Fyctia
Chapitre 5
Je me lève, un peu rouillée, et saute dans un jogging difforme. Comme chaque samedi je reste à la maison, je ne suis pas pressée, je peux attendre un peu avant de prendre ma douche. Je commence donc par prendre un bon petit-déjeuner : un grand café et deux tartines de pain/beurre. Salé, évidemment. Repue, je pars discrètement en quête des vêtements que je souhaite porter après ma toilette. Comme bien souvent, j'ai dû me louper dans mes lessives. Plus aucune culotte de propre dans mon tiroir. J'en pioche une encore humide sur le séchoir et la passe au micro onde une minute, la ressort, la secoue, la renfourne une autre minute, puis quand je l'estime « cuite », l'embarque avec le reste de mes affaires, direction la salle de bain.
Je shampouine et savonne en silence, en plein bilan des évènements de la semaine passée et préparant mentalement la liste des choses à ne surtout pas oublier de faire les prochains jours. Toute à mes réflexions, je ressens plus que je n'entends une présence furtive dans la salle de bain mais ne m'en inquiète pas. J'en ai pris l'habitude il y a bien longtemps déjà, poursuivie jusqu'aux toilettes.
Propre, sèche et habillée d'un simple jean T-shirt, je passe la brosse dans mes cheveux longs dont la coupe est à rafraîchir depuis, quoi... trois ans ? Pas de maquillage, pas de brushing, pas de fioritures, par contre je prends mon temps pour réorganiser les brosses à dents éparpillées et les dentifrices invariablement laissés à l'abandon sans capuchon et passer un coup d'éponge.
De retour dans le séjour, je constate que la télé est allumée et qu'une tornade a laissé les marques de son passage : une boite de céréales à moitié renversée, un bol dont le fond contient encore un restant de lait chocolaté, une petite cuillère toute collante posée sur la nappe initialement impeccable, deux verres d'eau opaques de traces de doigts et de lèvres, un paquet de biscuits éventré et des miettes abandonnées sur et sous la table.

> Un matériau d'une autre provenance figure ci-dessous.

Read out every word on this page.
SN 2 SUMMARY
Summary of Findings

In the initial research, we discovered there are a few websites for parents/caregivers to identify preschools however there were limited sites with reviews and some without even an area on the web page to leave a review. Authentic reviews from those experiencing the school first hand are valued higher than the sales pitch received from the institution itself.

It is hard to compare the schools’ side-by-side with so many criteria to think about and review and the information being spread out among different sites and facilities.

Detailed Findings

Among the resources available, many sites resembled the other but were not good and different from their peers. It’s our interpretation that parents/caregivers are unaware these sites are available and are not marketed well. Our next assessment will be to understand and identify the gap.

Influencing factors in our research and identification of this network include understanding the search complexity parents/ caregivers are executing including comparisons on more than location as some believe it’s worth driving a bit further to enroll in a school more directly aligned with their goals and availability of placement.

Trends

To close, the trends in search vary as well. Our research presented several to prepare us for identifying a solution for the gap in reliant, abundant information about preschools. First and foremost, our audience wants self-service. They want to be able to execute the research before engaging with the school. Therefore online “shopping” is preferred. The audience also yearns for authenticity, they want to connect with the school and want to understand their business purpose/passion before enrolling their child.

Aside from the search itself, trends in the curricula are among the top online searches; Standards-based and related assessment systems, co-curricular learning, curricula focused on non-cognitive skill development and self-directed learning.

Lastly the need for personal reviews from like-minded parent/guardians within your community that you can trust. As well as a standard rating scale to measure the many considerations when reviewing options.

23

Mon soupir exaspéré s'interrompt quand un raffut inattendu me fait sursauter, j'ai pourtant l'habitude des appels incessants à longueur de journée, des cris stridents et du remue-ménage permanent. Hier soir, déjà, alors que je tentais désespérément de me concentrer un minimum sur ma lecture, j'ai été interrompue tant de fois que j'ai fini par laisser tomber. Impossible de mettre en veille les bruits ambiants comme on le ferait avec un téléphone.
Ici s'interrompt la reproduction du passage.